We start in 1989, when the teen, Manford (Glenn Obrero), shows up unannounced at a University of San Francisco basketball practice to convince — or badger — the longtime coach named Saul (Keith Kupferer) that he should join the team. Even before quick-witted arguments emerge over Manford’s height (he’s short) or his game (he’s really good), there’s the issue that the team’s season (a losing one) is already over. What Manford really wants, we discover, is to travel with the team to China, where they will be playing a “friendship” game against the University of Beijing.

Flash back to 1971, when Saul visited China and spent a few weeks coaching the Beijing University team as part of the ping pong diplomacy of the time. The first thing he notices at a practice is that the players never shoot; they just keep passing the ball. That might reflect the ideal of collective communism, but it also, according to Saul’s assigned translator Wen Chang (James Seol) and the play’s narrator, reflects the players’ fear of taking a shot and missing. In China under Mao, failing in the spotlight means career exile at best, consequences for one’s freedom or even one’s life at worst.

Wen Chang is now the Chinese team’s basketball coach, and the country is ruled by Deng Xiaoping. Student protests fill the streets, and caution informs both Wen Chang’s approach to basketball and his choices in life, which he begins to re-evaluate. James Seol’s performance manages to find the expressiveness in a character used to repressing what he’s feeling.

Saul, who tutored Wen Chang in the game but could not possibly be more different, sweats and swears profusely, relying on foul-mouthed trash talk as a strategy, including the claim in 1971 that no Chinese basketball team will ever beat an American team, a public pronouncement that has never been forgotten and may well come back to haunt him. Kupferer captures Saul’s growing recognition that his brashness is bringing him decreasing returns as a coach and outright failure in his personal life. 

Manford possesses all the drive and skill to succeed, but seems held back by unresolved unknowns. In scenes with his cousin Connie (a strong Deanna Myers in a somewhat thankless role), Manford exposes his complex relationship with his mother, who has just passed away, and Obrero carefully reveals the layers of Manford’s motivation to play in Beijing.

Director Jesca Prudencio’s production comes off as confident and fast-moving but also somewhat sedate. The injections of the physical — mostly Obrero’s intense foot-heavy drills, a form of carefully controlled chaotic energy — are welcome but not especially integrated. Prudencio theatricalizes the aspects of gameplay sufficiently but not excitingly. Set designer Justin Humphres splits the audience in two in Steppenwolf’s Upstairs black box space, with basketball-court flooring in the middle, as if we were coming to a game. Although it works overall, it also problematically constrains the projections, which play a key role even at the compelling climax, to a sliver of space above the seating on each side.

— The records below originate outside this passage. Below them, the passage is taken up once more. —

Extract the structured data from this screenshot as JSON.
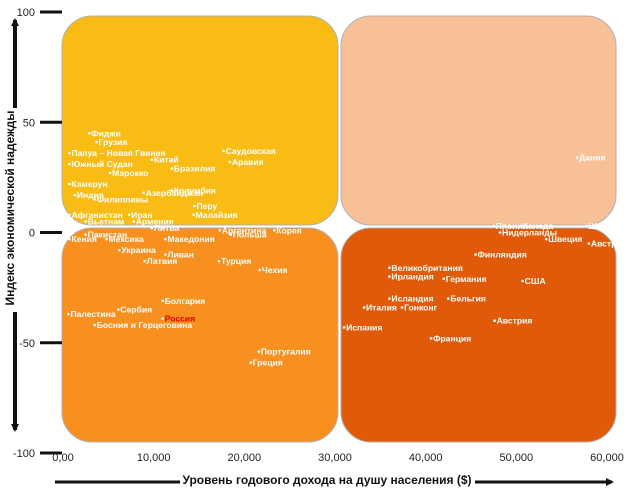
{
  "chart_data": {
    "type": "scatter",
    "xlabel": "Уровень годового дохода на душу населения ($)",
    "ylabel": "Индекс экономической надежды",
    "xlim": [
      0,
      60000
    ],
    "ylim": [
      -100,
      100
    ],
    "x_ticks": [
      "0,00",
      "10,000",
      "20,000",
      "30,000",
      "40,000",
      "50,000",
      "60,000"
    ],
    "x_tick_values": [
      0,
      10000,
      20000,
      30000,
      40000,
      50000,
      60000
    ],
    "y_ticks": [
      "100",
      "50",
      "0",
      "-50",
      "-100"
    ],
    "y_tick_values": [
      100,
      50,
      0,
      -50,
      -100
    ],
    "grid": false,
    "quadrant_colors": {
      "top_left": "#f9bc14",
      "top_right": "#f8c096",
      "bottom_left": "#f7901e",
      "bottom_right": "#e05a09"
    },
    "highlight_color": "#e00000",
    "points": [
      {
        "label": "Фиджи",
        "x": 2900,
        "y": 45
      },
      {
        "label": "Грузия",
        "x": 3700,
        "y": 41
      },
      {
        "label": "Папуа – Новая Гвинея",
        "x": 700,
        "y": 36
      },
      {
        "label": "Китай",
        "x": 9800,
        "y": 33
      },
      {
        "label": "Саудовская",
        "x": 17700,
        "y": 37
      },
      {
        "label": "Аравия",
        "x": 18400,
        "y": 32
      },
      {
        "label": "Дания",
        "x": 56700,
        "y": 34
      },
      {
        "label": "Южный Судан",
        "x": 700,
        "y": 31
      },
      {
        "label": "Бразилия",
        "x": 12000,
        "y": 29
      },
      {
        "label": "Марокко",
        "x": 5200,
        "y": 27
      },
      {
        "label": "Камерун",
        "x": 700,
        "y": 22
      },
      {
        "label": "Колумбия",
        "x": 12000,
        "y": 19
      },
      {
        "label": "Индия",
        "x": 1300,
        "y": 17
      },
      {
        "label": "Азербайджан",
        "x": 8900,
        "y": 18
      },
      {
        "label": "Филиппины",
        "x": 3500,
        "y": 15
      },
      {
        "label": "Перу",
        "x": 14500,
        "y": 12
      },
      {
        "label": "Афганистан",
        "x": 700,
        "y": 8
      },
      {
        "label": "Иран",
        "x": 7300,
        "y": 8
      },
      {
        "label": "Малайзия",
        "x": 14400,
        "y": 8
      },
      {
        "label": "Вьетнам",
        "x": 2500,
        "y": 5
      },
      {
        "label": "Армения",
        "x": 7800,
        "y": 5
      },
      {
        "label": "Литва",
        "x": 9800,
        "y": 2
      },
      {
        "label": "Аргентина",
        "x": 17300,
        "y": 1
      },
      {
        "label": "Корея",
        "x": 23300,
        "y": 1
      },
      {
        "label": "Пакистан",
        "x": 2500,
        "y": -1
      },
      {
        "label": "Польша",
        "x": 18500,
        "y": -1
      },
      {
        "label": "Кения",
        "x": 700,
        "y": -3
      },
      {
        "label": "Мексика",
        "x": 4800,
        "y": -3
      },
      {
        "label": "Македония",
        "x": 11300,
        "y": -3
      },
      {
        "label": "Украина",
        "x": 6200,
        "y": -8
      },
      {
        "label": "Ливан",
        "x": 11300,
        "y": -10
      },
      {
        "label": "Латвия",
        "x": 9000,
        "y": -13
      },
      {
        "label": "Турция",
        "x": 17200,
        "y": -13
      },
      {
        "label": "Чехия",
        "x": 21700,
        "y": -17
      },
      {
        "label": "Болгария",
        "x": 11000,
        "y": -31
      },
      {
        "label": "Палестина",
        "x": 600,
        "y": -37
      },
      {
        "label": "Сербия",
        "x": 6100,
        "y": -35
      },
      {
        "label": "Россия",
        "x": 11000,
        "y": -39,
        "highlight": true
      },
      {
        "label": "Босния и Герцеговина",
        "x": 3500,
        "y": -42
      },
      {
        "label": "Португалия",
        "x": 21600,
        "y": -54
      },
      {
        "label": "Греция",
        "x": 20700,
        "y": -59
      },
      {
        "label": "Швейцария",
        "x": 57700,
        "y": 3
      },
      {
        "label": "Япония",
        "x": 47500,
        "y": 3
      },
      {
        "label": "Канада",
        "x": 50500,
        "y": 3
      },
      {
        "label": "Нидерланды",
        "x": 48200,
        "y": 0
      },
      {
        "label": "Швеция",
        "x": 53300,
        "y": -3
      },
      {
        "label": "Австралия",
        "x": 58000,
        "y": -5
      },
      {
        "label": "Финляндия",
        "x": 45500,
        "y": -10
      },
      {
        "label": "Великобритания",
        "x": 36000,
        "y": -16
      },
      {
        "label": "Ирландия",
        "x": 36000,
        "y": -20
      },
      {
        "label": "Германия",
        "x": 42000,
        "y": -21
      },
      {
        "label": "США",
        "x": 50700,
        "y": -22
      },
      {
        "label": "Исландия",
        "x": 36000,
        "y": -30
      },
      {
        "label": "Бельгия",
        "x": 42500,
        "y": -30
      },
      {
        "label": "Италия",
        "x": 33200,
        "y": -34
      },
      {
        "label": "Гонконг",
        "x": 37400,
        "y": -34
      },
      {
        "label": "Австрия",
        "x": 47600,
        "y": -40
      },
      {
        "label": "Испания",
        "x": 31000,
        "y": -43
      },
      {
        "label": "Франция",
        "x": 40600,
        "y": -48
      }
    ]
  }
}
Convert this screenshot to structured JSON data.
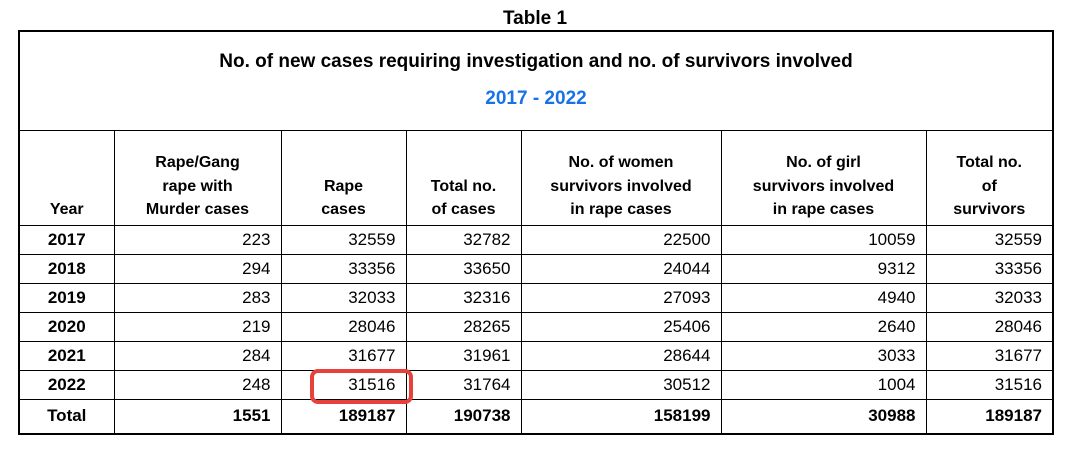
{
  "caption": "Table 1",
  "colors": {
    "subtitle_blue": "#1772E8",
    "highlight_red": "#E8403A",
    "border": "#000000",
    "text": "#000000"
  },
  "table": {
    "title": "No. of new cases requiring investigation and no. of survivors involved",
    "subtitle": "2017 - 2022",
    "headers": [
      "Year",
      "Rape/Gang\nrape with\nMurder cases",
      "Rape\ncases",
      "Total no.\nof cases",
      "No. of women\nsurvivors involved\nin rape cases",
      "No. of girl\nsurvivors involved\nin rape cases",
      "Total no.\nof\nsurvivors"
    ]
  },
  "chart_data": {
    "type": "table",
    "title": "No. of new cases requiring investigation and no. of survivors involved",
    "subtitle": "2017 - 2022",
    "columns": [
      "Year",
      "Rape/Gang rape with Murder cases",
      "Rape cases",
      "Total no. of cases",
      "No. of women survivors involved in rape cases",
      "No. of girl survivors involved in rape cases",
      "Total no. of survivors"
    ],
    "rows": [
      [
        "2017",
        "223",
        "32559",
        "32782",
        "22500",
        "10059",
        "32559"
      ],
      [
        "2018",
        "294",
        "33356",
        "33650",
        "24044",
        "9312",
        "33356"
      ],
      [
        "2019",
        "283",
        "32033",
        "32316",
        "27093",
        "4940",
        "32033"
      ],
      [
        "2020",
        "219",
        "28046",
        "28265",
        "25406",
        "2640",
        "28046"
      ],
      [
        "2021",
        "284",
        "31677",
        "31961",
        "28644",
        "3033",
        "31677"
      ],
      [
        "2022",
        "248",
        "31516",
        "31764",
        "30512",
        "1004",
        "31516"
      ],
      [
        "Total",
        "1551",
        "189187",
        "190738",
        "158199",
        "30988",
        "189187"
      ]
    ],
    "highlight_cell": {
      "row": "2022",
      "column": "Rape cases",
      "value": "31516",
      "style": "red rounded box annotation"
    }
  }
}
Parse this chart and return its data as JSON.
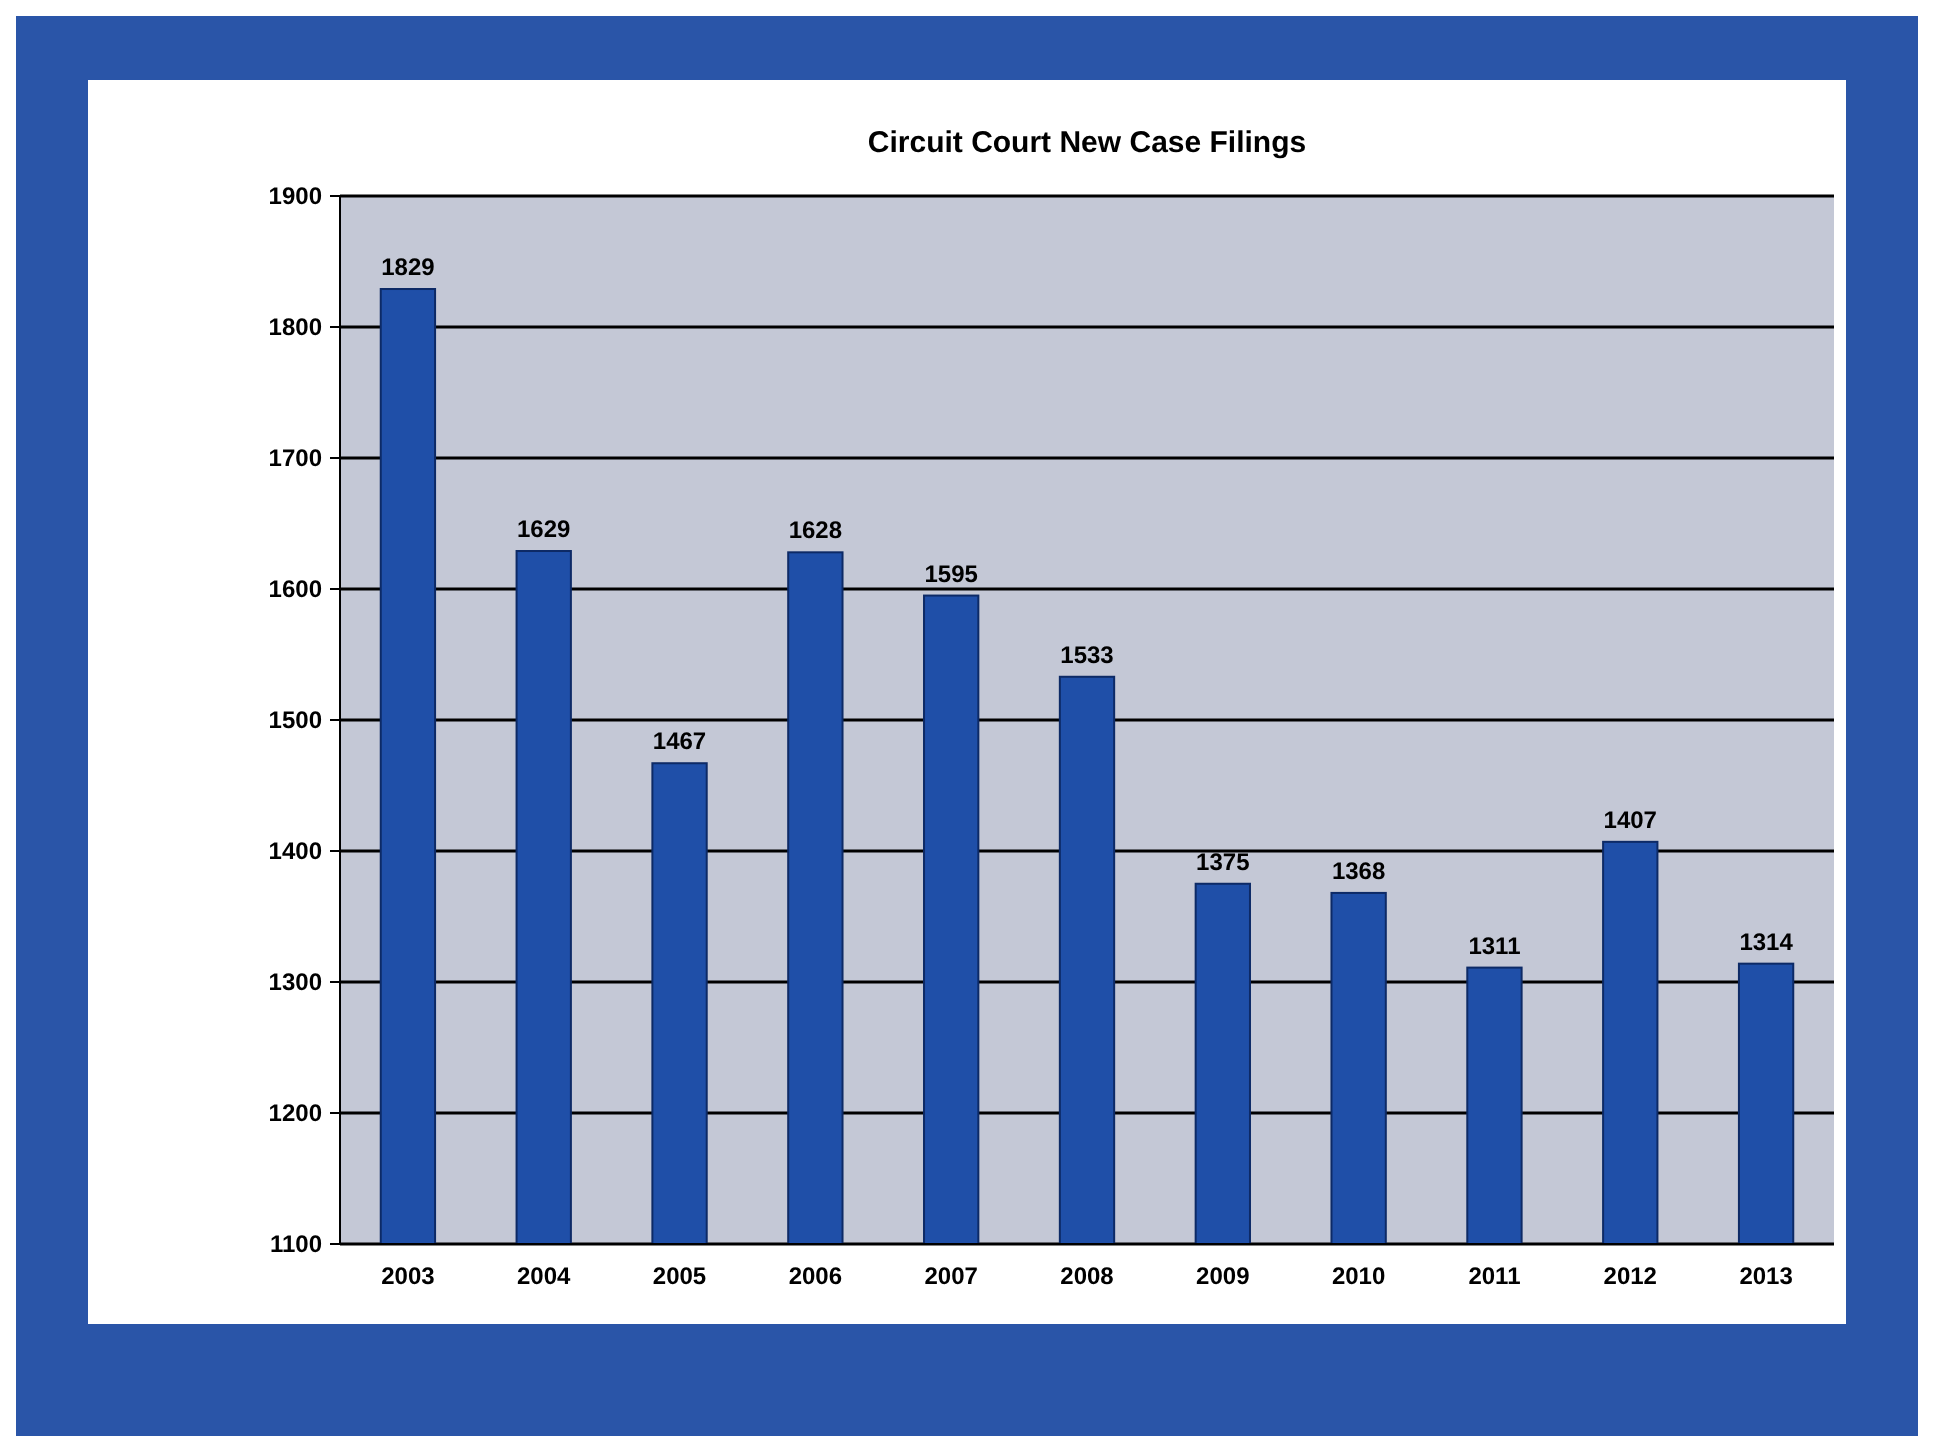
{
  "chart_data": {
    "type": "bar",
    "title": "Circuit Court New Case Filings",
    "categories": [
      "2003",
      "2004",
      "2005",
      "2006",
      "2007",
      "2008",
      "2009",
      "2010",
      "2011",
      "2012",
      "2013"
    ],
    "values": [
      1829,
      1629,
      1467,
      1628,
      1595,
      1533,
      1375,
      1368,
      1311,
      1407,
      1314
    ],
    "color": "#1f4fa8",
    "data_labels": true,
    "ylim": [
      1100,
      1900
    ],
    "yticks": [
      1100,
      1200,
      1300,
      1400,
      1500,
      1600,
      1700,
      1800,
      1900
    ],
    "grid": "y"
  }
}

If the production could be more stylistically involving, the play’s relevance could not be more immediate. Current street protests in Hong Kong make us realize both the stakes and realness of the suspense that existed with the Tiananmen protests, the mixture of hope and concern that exists before the tanks show up. And, here at home, we are perhaps getting our first glimpse of what fearful fealty looks like when a leader demands that even those reporting the weather demonstrate obedience to his message.